A proposta inicial era reduzir em até 25% o salário dos que ganham acima de 10 000 reais. Diante do silêncio do presidente, a equipe econômica se fez de desentendida e levou o projeto adiante. Era, afinal, um bom álibi para, aproveitando a crise, impulsionar a reforma administrativa, uma promessa do governo que até hoje não saiu do papel. Consultado a respeito, o presidente da Câmara, Rodrigo Maia, sinalizou que abraçaria a causa. Dias depois, porém, o plano foi suspenso — por determinação, direta e explícita, de Bolsonaro. Em conversa com Paulo Guedes, ele explicou que, de início, já não era muito simpático à medida, até descobrir que não estava sozinho. De acordo com o presidente, ministros do Supremo Tribunal Federal (STF) mandaram recados de que se a iniciativa fosse enviada ao Congresso e aprovada seria imediatamente anulada pela Corte. Ou seja, o governo arcaria com o desgaste político de propor o corte dos vencimentos, que, no final, não teria eficácia alguma. “Cada funcionário público tem, em média, quatro familiares. Então, se for reduzido o salário de mais de 10 milhões de servidores do Brasil, serão cerca de 40 milhões de votos a menos”, disse Bolsonaro.
Batalha perdida, Paulo Guedes conseguiu convencer o presidente a, ao menos, autorizar o congelamento de aumentos do funcionalismo pelos próximos dois anos. A medida ajudará a economizar alguma coisa, mas não permitirá levantar recursos para combater a crise provocada pelo coronavírus. Atualmente, de cada 7 reais que o Brasil produz, 1 real é destinado a pagar salários, benefícios e encargos da administração pública. Somente no governo federal, as despesas com servidores representam cerca de 300 bilhões de reais por ano. Em onze estados, a situação fiscal é alarmante — em alguns casos, somente a folha de pagamento dos funcionários corresponde a mais de 60% da receita. Apesar disso, é errado demonizar os servidores públicos como categoria. Os médicos, enfermeiros e funcionários dos hospitais estão aí para provar isso. O problema é que nesse universo gigantesco há muitas distorções — funcionários essenciais muito mal pagos e funcionários muito bem pagos absolutamente desnecessários.

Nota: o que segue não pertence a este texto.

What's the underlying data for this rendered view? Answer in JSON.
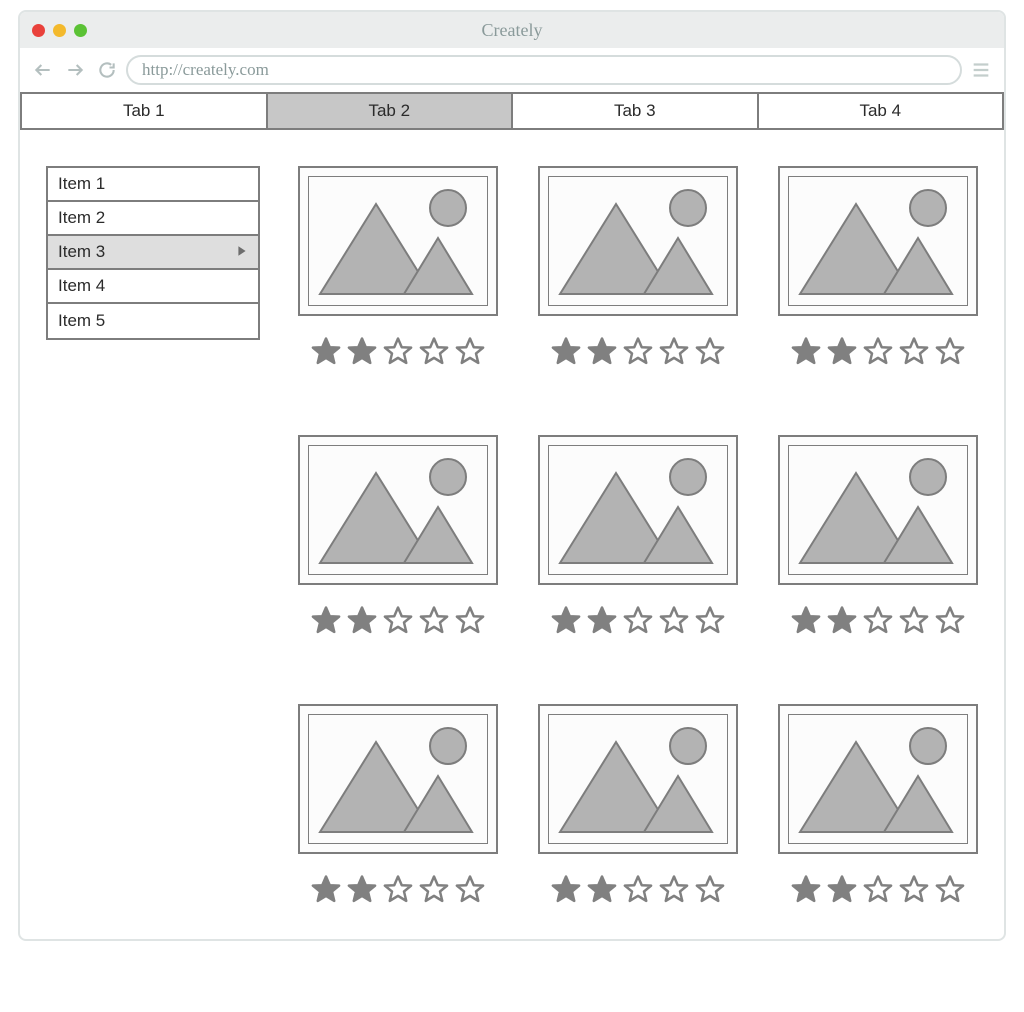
{
  "browser": {
    "title": "Creately",
    "url": "http://creately.com"
  },
  "tabs": [
    "Tab 1",
    "Tab 2",
    "Tab 3",
    "Tab 4"
  ],
  "active_tab_index": 1,
  "sidebar": {
    "items": [
      "Item 1",
      "Item 2",
      "Item 3",
      "Item 4",
      "Item 5"
    ],
    "active_index": 2
  },
  "grid": {
    "rows": 3,
    "cols": 3,
    "rating": {
      "filled": 2,
      "total": 5
    }
  },
  "colors": {
    "border": "#7d7d7d",
    "fill": "#b3b3b3",
    "star_filled": "#808080",
    "star_empty_stroke": "#808080"
  }
}
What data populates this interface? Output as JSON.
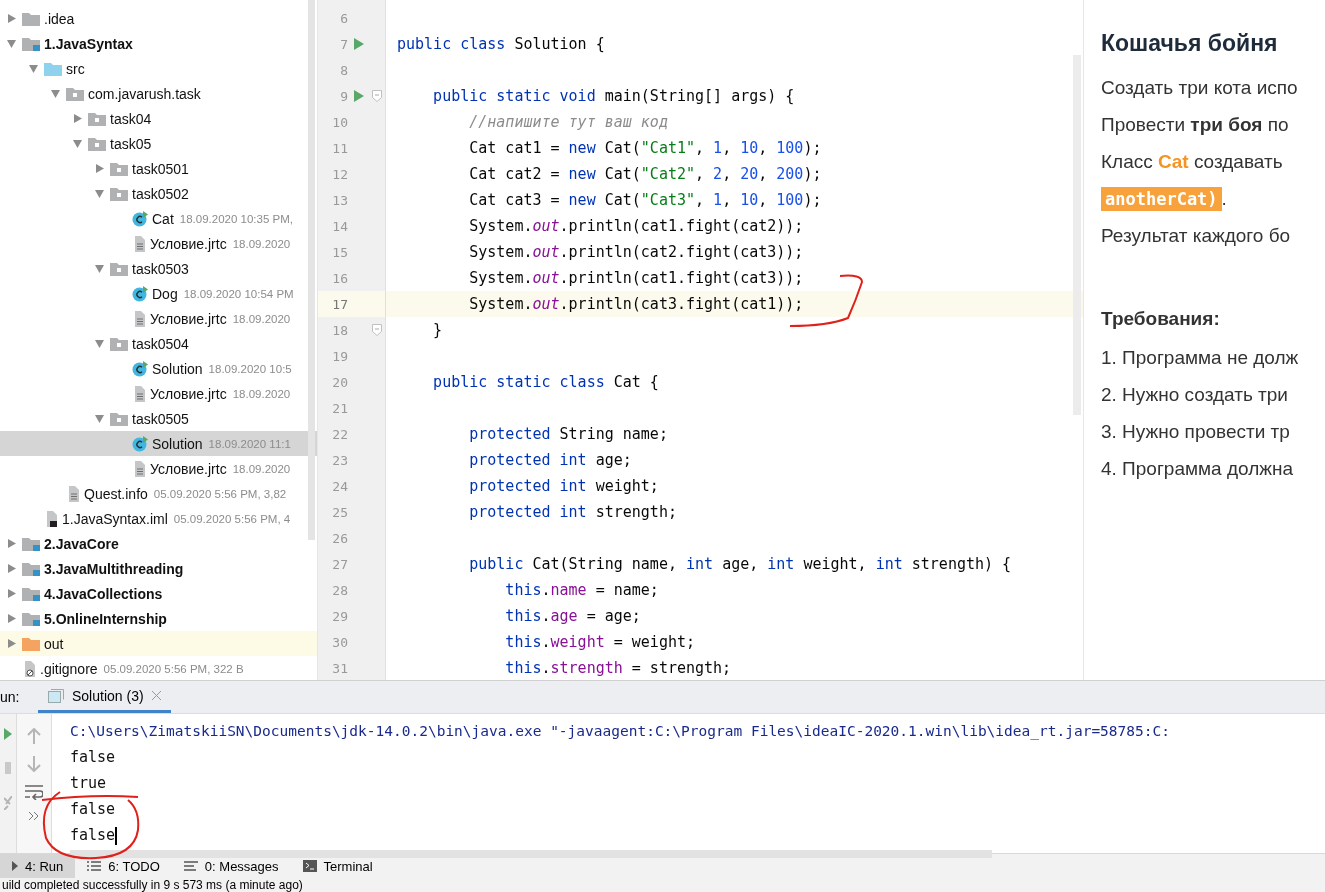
{
  "project_tree": [
    {
      "name": ".idea",
      "kind": "folder",
      "expanded": false,
      "selected": false
    },
    {
      "name": "1.JavaSyntax",
      "kind": "module",
      "expanded": true,
      "selected": false,
      "children": [
        {
          "name": "src",
          "kind": "source",
          "expanded": true,
          "selected": false,
          "children": [
            {
              "name": "com.javarush.task",
              "kind": "package",
              "expanded": true,
              "selected": false,
              "children": [
                {
                  "name": "task04",
                  "kind": "package",
                  "expanded": false,
                  "selected": false
                },
                {
                  "name": "task05",
                  "kind": "package",
                  "expanded": true,
                  "selected": false,
                  "children": [
                    {
                      "name": "task0501",
                      "kind": "package",
                      "expanded": false,
                      "selected": false
                    },
                    {
                      "name": "task0502",
                      "kind": "package",
                      "expanded": true,
                      "selected": false,
                      "children": [
                        {
                          "name": "Cat",
                          "detail": "18.09.2020 10:35 PM,",
                          "kind": "class",
                          "selected": false
                        },
                        {
                          "name": "Условие.jrtc",
                          "detail": "18.09.2020",
                          "kind": "file",
                          "selected": false
                        }
                      ]
                    },
                    {
                      "name": "task0503",
                      "kind": "package",
                      "expanded": true,
                      "selected": false,
                      "children": [
                        {
                          "name": "Dog",
                          "detail": "18.09.2020 10:54 PM",
                          "kind": "class",
                          "selected": false
                        },
                        {
                          "name": "Условие.jrtc",
                          "detail": "18.09.2020",
                          "kind": "file",
                          "selected": false
                        }
                      ]
                    },
                    {
                      "name": "task0504",
                      "kind": "package",
                      "expanded": true,
                      "selected": false,
                      "children": [
                        {
                          "name": "Solution",
                          "detail": "18.09.2020 10:5",
                          "kind": "class",
                          "selected": false
                        },
                        {
                          "name": "Условие.jrtc",
                          "detail": "18.09.2020",
                          "kind": "file",
                          "selected": false
                        }
                      ]
                    },
                    {
                      "name": "task0505",
                      "kind": "package",
                      "expanded": true,
                      "selected": false,
                      "children": [
                        {
                          "name": "Solution",
                          "detail": "18.09.2020 11:1",
                          "kind": "class",
                          "selected": true
                        },
                        {
                          "name": "Условие.jrtc",
                          "detail": "18.09.2020",
                          "kind": "file",
                          "selected": false
                        }
                      ]
                    }
                  ]
                }
              ]
            },
            {
              "name": "Quest.info",
              "detail": "05.09.2020 5:56 PM, 3,82",
              "kind": "file",
              "selected": false
            }
          ]
        },
        {
          "name": "1.JavaSyntax.iml",
          "detail": "05.09.2020 5:56 PM, 4",
          "kind": "iml",
          "selected": false
        }
      ]
    },
    {
      "name": "2.JavaCore",
      "kind": "module",
      "expanded": false,
      "selected": false
    },
    {
      "name": "3.JavaMultithreading",
      "kind": "module",
      "expanded": false,
      "selected": false
    },
    {
      "name": "4.JavaCollections",
      "kind": "module",
      "expanded": false,
      "selected": false
    },
    {
      "name": "5.OnlineInternship",
      "kind": "module",
      "expanded": false,
      "selected": false
    },
    {
      "name": "out",
      "kind": "excluded",
      "expanded": false,
      "selected": false
    },
    {
      "name": ".gitignore",
      "detail": "05.09.2020 5:56 PM, 322 B",
      "kind": "ignore",
      "selected": false
    }
  ],
  "editor": {
    "lines": [
      {
        "number": "6",
        "current": false
      },
      {
        "number": "7",
        "current": false,
        "run": true,
        "tokens": [
          {
            "kind": "keyword",
            "text": "public class "
          },
          {
            "kind": "plain",
            "text": "Solution {"
          }
        ]
      },
      {
        "number": "8",
        "current": false
      },
      {
        "number": "9",
        "current": false,
        "run": true,
        "fold": true,
        "tokens": [
          {
            "kind": "keyword",
            "text": "    public static void "
          },
          {
            "kind": "plain",
            "text": "main(String[] args) {"
          }
        ]
      },
      {
        "number": "10",
        "current": false,
        "tokens": [
          {
            "kind": "comment",
            "text": "        //напишите тут ваш код"
          }
        ]
      },
      {
        "number": "11",
        "current": false,
        "tokens": [
          {
            "kind": "plain",
            "text": "        Cat cat1 = "
          },
          {
            "kind": "keyword",
            "text": "new "
          },
          {
            "kind": "plain",
            "text": "Cat("
          },
          {
            "kind": "string",
            "text": "\"Cat1\""
          },
          {
            "kind": "plain",
            "text": ", "
          },
          {
            "kind": "number",
            "text": "1"
          },
          {
            "kind": "plain",
            "text": ", "
          },
          {
            "kind": "number",
            "text": "10"
          },
          {
            "kind": "plain",
            "text": ", "
          },
          {
            "kind": "number",
            "text": "100"
          },
          {
            "kind": "plain",
            "text": ");"
          }
        ]
      },
      {
        "number": "12",
        "current": false,
        "tokens": [
          {
            "kind": "plain",
            "text": "        Cat cat2 = "
          },
          {
            "kind": "keyword",
            "text": "new "
          },
          {
            "kind": "plain",
            "text": "Cat("
          },
          {
            "kind": "string",
            "text": "\"Cat2\""
          },
          {
            "kind": "plain",
            "text": ", "
          },
          {
            "kind": "number",
            "text": "2"
          },
          {
            "kind": "plain",
            "text": ", "
          },
          {
            "kind": "number",
            "text": "20"
          },
          {
            "kind": "plain",
            "text": ", "
          },
          {
            "kind": "number",
            "text": "200"
          },
          {
            "kind": "plain",
            "text": ");"
          }
        ]
      },
      {
        "number": "13",
        "current": false,
        "tokens": [
          {
            "kind": "plain",
            "text": "        Cat cat3 = "
          },
          {
            "kind": "keyword",
            "text": "new "
          },
          {
            "kind": "plain",
            "text": "Cat("
          },
          {
            "kind": "string",
            "text": "\"Cat3\""
          },
          {
            "kind": "plain",
            "text": ", "
          },
          {
            "kind": "number",
            "text": "1"
          },
          {
            "kind": "plain",
            "text": ", "
          },
          {
            "kind": "number",
            "text": "10"
          },
          {
            "kind": "plain",
            "text": ", "
          },
          {
            "kind": "number",
            "text": "100"
          },
          {
            "kind": "plain",
            "text": ");"
          }
        ]
      },
      {
        "number": "14",
        "current": false,
        "tokens": [
          {
            "kind": "plain",
            "text": "        System."
          },
          {
            "kind": "static_field",
            "text": "out"
          },
          {
            "kind": "plain",
            "text": ".println(cat1.fight(cat2));"
          }
        ]
      },
      {
        "number": "15",
        "current": false,
        "tokens": [
          {
            "kind": "plain",
            "text": "        System."
          },
          {
            "kind": "static_field",
            "text": "out"
          },
          {
            "kind": "plain",
            "text": ".println(cat2.fight(cat3));"
          }
        ]
      },
      {
        "number": "16",
        "current": false,
        "tokens": [
          {
            "kind": "plain",
            "text": "        System."
          },
          {
            "kind": "static_field",
            "text": "out"
          },
          {
            "kind": "plain",
            "text": ".println(cat1.fight(cat3));"
          }
        ]
      },
      {
        "number": "17",
        "current": true,
        "tokens": [
          {
            "kind": "plain",
            "text": "        System."
          },
          {
            "kind": "static_field",
            "text": "out"
          },
          {
            "kind": "plain",
            "text": ".println(cat3.fight(cat1));"
          }
        ]
      },
      {
        "number": "18",
        "current": false,
        "fold": true,
        "tokens": [
          {
            "kind": "plain",
            "text": "    }"
          }
        ]
      },
      {
        "number": "19",
        "current": false
      },
      {
        "number": "20",
        "current": false,
        "tokens": [
          {
            "kind": "keyword",
            "text": "    public static class "
          },
          {
            "kind": "plain",
            "text": "Cat {"
          }
        ]
      },
      {
        "number": "21",
        "current": false
      },
      {
        "number": "22",
        "current": false,
        "tokens": [
          {
            "kind": "keyword",
            "text": "        protected "
          },
          {
            "kind": "plain",
            "text": "String name;"
          }
        ]
      },
      {
        "number": "23",
        "current": false,
        "tokens": [
          {
            "kind": "keyword",
            "text": "        protected int "
          },
          {
            "kind": "plain",
            "text": "age;"
          }
        ]
      },
      {
        "number": "24",
        "current": false,
        "tokens": [
          {
            "kind": "keyword",
            "text": "        protected int "
          },
          {
            "kind": "plain",
            "text": "weight;"
          }
        ]
      },
      {
        "number": "25",
        "current": false,
        "tokens": [
          {
            "kind": "keyword",
            "text": "        protected int "
          },
          {
            "kind": "plain",
            "text": "strength;"
          }
        ]
      },
      {
        "number": "26",
        "current": false
      },
      {
        "number": "27",
        "current": false,
        "tokens": [
          {
            "kind": "keyword",
            "text": "        public "
          },
          {
            "kind": "plain",
            "text": "Cat(String name, "
          },
          {
            "kind": "keyword",
            "text": "int "
          },
          {
            "kind": "plain",
            "text": "age, "
          },
          {
            "kind": "keyword",
            "text": "int "
          },
          {
            "kind": "plain",
            "text": "weight, "
          },
          {
            "kind": "keyword",
            "text": "int "
          },
          {
            "kind": "plain",
            "text": "strength) {"
          }
        ]
      },
      {
        "number": "28",
        "current": false,
        "tokens": [
          {
            "kind": "keyword",
            "text": "            this"
          },
          {
            "kind": "plain",
            "text": "."
          },
          {
            "kind": "field",
            "text": "name"
          },
          {
            "kind": "plain",
            "text": " = name;"
          }
        ]
      },
      {
        "number": "29",
        "current": false,
        "tokens": [
          {
            "kind": "keyword",
            "text": "            this"
          },
          {
            "kind": "plain",
            "text": "."
          },
          {
            "kind": "field",
            "text": "age"
          },
          {
            "kind": "plain",
            "text": " = age;"
          }
        ]
      },
      {
        "number": "30",
        "current": false,
        "tokens": [
          {
            "kind": "keyword",
            "text": "            this"
          },
          {
            "kind": "plain",
            "text": "."
          },
          {
            "kind": "field",
            "text": "weight"
          },
          {
            "kind": "plain",
            "text": " = weight;"
          }
        ]
      },
      {
        "number": "31",
        "current": false,
        "tokens": [
          {
            "kind": "keyword",
            "text": "            this"
          },
          {
            "kind": "plain",
            "text": "."
          },
          {
            "kind": "field",
            "text": "strength"
          },
          {
            "kind": "plain",
            "text": " = strength;"
          }
        ]
      }
    ]
  },
  "task_description": {
    "title": "Кошачья бойня",
    "paragraphs": [
      [
        {
          "kind": "plain",
          "text": "Создать три кота испо"
        }
      ],
      [
        {
          "kind": "plain",
          "text": "Провести "
        },
        {
          "kind": "bold",
          "text": "три боя"
        },
        {
          "kind": "plain",
          "text": " по"
        }
      ],
      [
        {
          "kind": "plain",
          "text": "Класс "
        },
        {
          "kind": "accent",
          "text": "Cat"
        },
        {
          "kind": "plain",
          "text": " создавать"
        }
      ],
      [
        {
          "kind": "code",
          "text": "anotherCat)"
        },
        {
          "kind": "plain",
          "text": "."
        }
      ],
      [
        {
          "kind": "plain",
          "text": "Результат каждого бо"
        }
      ]
    ],
    "requirements_title": "Требования:",
    "requirements": [
      "1. Программа не долж",
      "2. Нужно создать три",
      "3. Нужно провести тр",
      "4. Программа должна"
    ]
  },
  "run_panel": {
    "label": "un:",
    "tabs": [
      {
        "label": "Solution (3)",
        "selected": true
      }
    ],
    "console": [
      {
        "kind": "command",
        "text": "C:\\Users\\ZimatskiiSN\\Documents\\jdk-14.0.2\\bin\\java.exe \"-javaagent:C:\\Program Files\\ideaIC-2020.1.win\\lib\\idea_rt.jar=58785:C:"
      },
      {
        "kind": "output",
        "text": "false"
      },
      {
        "kind": "output",
        "text": "true"
      },
      {
        "kind": "output",
        "text": "false"
      },
      {
        "kind": "output",
        "text": "false"
      }
    ]
  },
  "tool_tabs": [
    {
      "label": "4: Run",
      "kind": "run",
      "selected": true
    },
    {
      "label": "6: TODO",
      "kind": "todo",
      "selected": false
    },
    {
      "label": "0: Messages",
      "kind": "messages",
      "selected": false
    },
    {
      "label": "Terminal",
      "kind": "terminal",
      "selected": false
    }
  ],
  "status_bar": "uild completed successfully in 9 s 573 ms (a minute ago)"
}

Bolsonaro, como ficou nítido, fez um cálculo político ao suspender a proposta de redução do salário dos servidores. Mas, ao agir assim, ele próprio deixou de dar sua contribuição pessoal à causa. Se autorizasse o corte, os vencimentos do presidente da República passariam de 30 934 reais para 23 201 reais — ou seja, diferença suficiente para pagar doze benefícios no valor de 600 reais concedidos aos trabalhadores informais. No caso dos ministros do STF que avisaram que a redução seria inconstitucional, o holerite deles cairia de 39 293 reais para 29 470 reais. Como são onze magistrados na Corte, seriam economizados 108 053 reais, o que somaria mais 180 benefícios — uma ninharia que embutiria uma importante carga de simbolismo. No Congresso, alguns parlamentares chegaram a propor que a medida fosse aplicada também aos vencimentos dos parlamentares. Na semana passada, o deputado Rodrigo Maia, presidente da Câmara, anunciou que reduzirá em 150 milhões de reais as despesas previstas no orçamento da Casa para 2020. Boa parte desse corte de gastos virá do cancelamento de viagens, horas extras e obras. Diminuir salários, por enquanto, nem pensar.